Hall Of Hart Herot The Hall of the Hart Herot, a large, majestic, fictional mead hall, is often the stage for much of the action in the medieval epic Beowulf. Built by the ever giving and wonderful King Hrothgar, it is a monument of Danish morals and ideals. Hrothgar, meaning to live up to his predecessors and to make his people happy and content, “thought of greatness and/resolved/to build a hall that would hold his mighty band and reach higher to heaven then any/thing that had ever been known to the sons of men.” (66-70). The Danes were very proud people. They were proud of their race.
They thought themselves to be one of the best, and why shouldn’t the best have a wonderful grandiose mead hall, better then any other in existence? So, Hrothgar ordered Herot built and, “..the timbers [were] tied and shaped/by the hosts that Hrothgar ruled..the most beautiful of dwellings, built/as he wanted..”(75-77). The Danes were also greatly appreciative of loyalty.

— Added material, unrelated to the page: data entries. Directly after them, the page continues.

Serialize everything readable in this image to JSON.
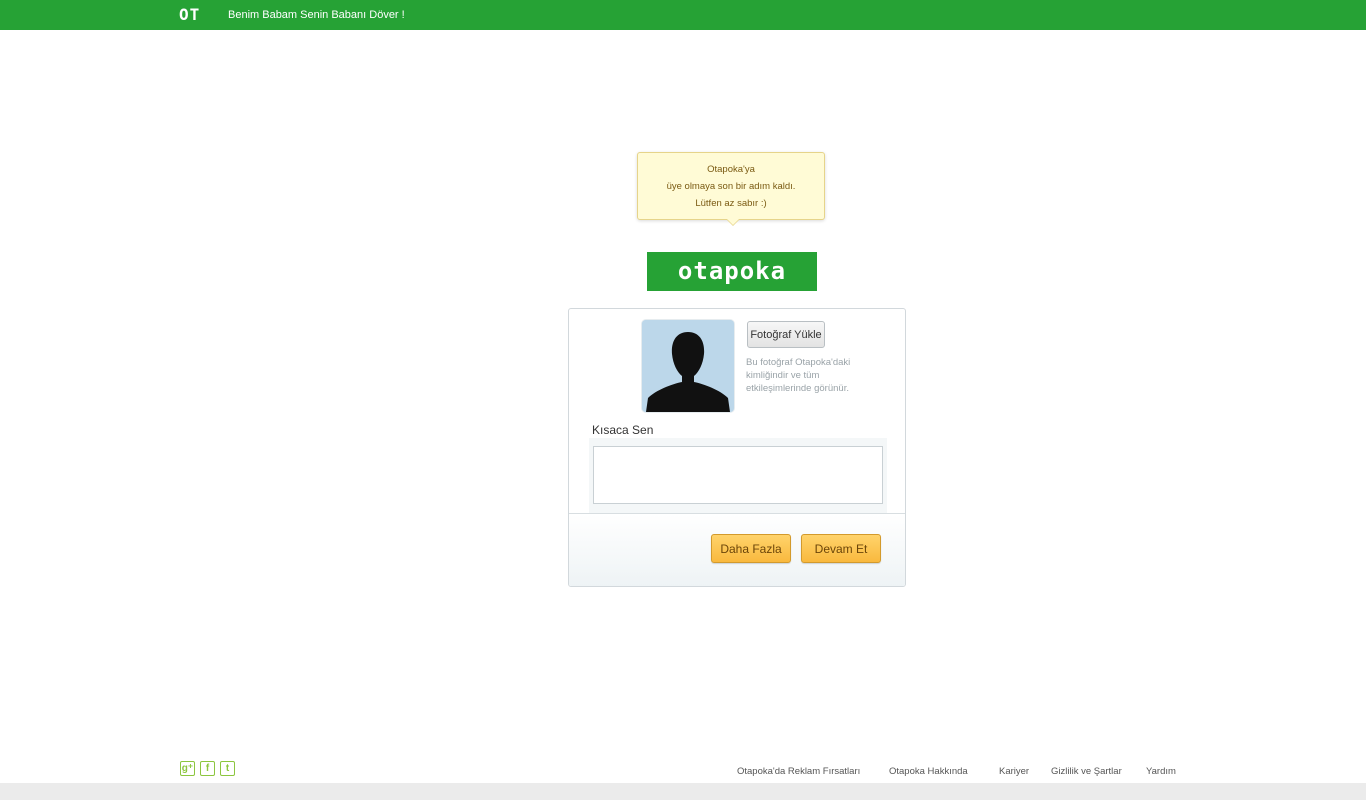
{
  "topbar": {
    "logo": "OT",
    "slogan": "Benim Babam Senin Babanı Döver !"
  },
  "tooltip": {
    "line1": "Otapoka'ya",
    "line2": "üye olmaya son bir adım kaldı.",
    "line3": "Lütfen az sabır :)"
  },
  "brand": "otapoka",
  "profile": {
    "upload_label": "Fotoğraf Yükle",
    "upload_hint": "Bu fotoğraf Otapoka'daki kimliğindir ve tüm etkileşimlerinde görünür.",
    "about_label": "Kısaca Sen",
    "about_value": "",
    "more_label": "Daha Fazla",
    "continue_label": "Devam Et"
  },
  "social": {
    "icons": [
      "google-plus-icon",
      "facebook-icon",
      "twitter-icon"
    ],
    "glyphs": [
      "g⁺",
      "f",
      "t"
    ]
  },
  "footer": {
    "links": [
      "Otapoka'da Reklam Fırsatları",
      "Otapoka Hakkında",
      "Kariyer",
      "Gizlilik ve Şartlar",
      "Yardım"
    ]
  },
  "colors": {
    "brand_green": "#26a235",
    "tooltip_bg": "#fffbd6",
    "button_orange": "#f9b93e",
    "social_green": "#8cc63f"
  }
}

They loved and obeyed their king and leader. If Hrothgar wanted a mead hall built, they built it wonderfully and with care. Herot was built and it soon became a legend. The Danes had taken pride in their work, as they did with everything else, and it showed.
It had a “gold-shining hall” (716) and the gables were “covered with hammered gold /and glowing in the sun-that most famous of all/dwellings,/towering majestic, it’s glittering roofs/visible far across the land.” (307-311). This is very reminiscent of Danish pride once again. They take pride in what they do and they like other people to know about it. The Danes are very good warriors. They are trained well and fight till the end.
They take good care of themselves and take pride in strength. This is also reflected in Herot. During the battle with Grendel, “Herot trembled, wonderfully built/to withstand the blows, the struggling/great bodies beating at it’s beautiful walls;/shaped and fastened with iron, inside/ and out, artfully worked, the building/stood firm.” (770-775). Herot was a strong, well built structure, just like the Danes. It says that, “Hrothgar’s wise men had fashioned Herot/to stand forever; only fire,/they had planned, could shatter what such skill/had put/together..” (778-781).
They had purposefully built Herot to be strong and lasting, because this is something that they admire. The Danes’ major values are courage, loyalty, pride and strength. Herot resembles all of these things. It was built by loyal servants of a nation with much pride. And, it was built to last.
Built from whole tree trunks, it’s incredible sturdy and will only perish through fire. Herot and all of it’s attributes greatly reflect Danish values and morals of the time.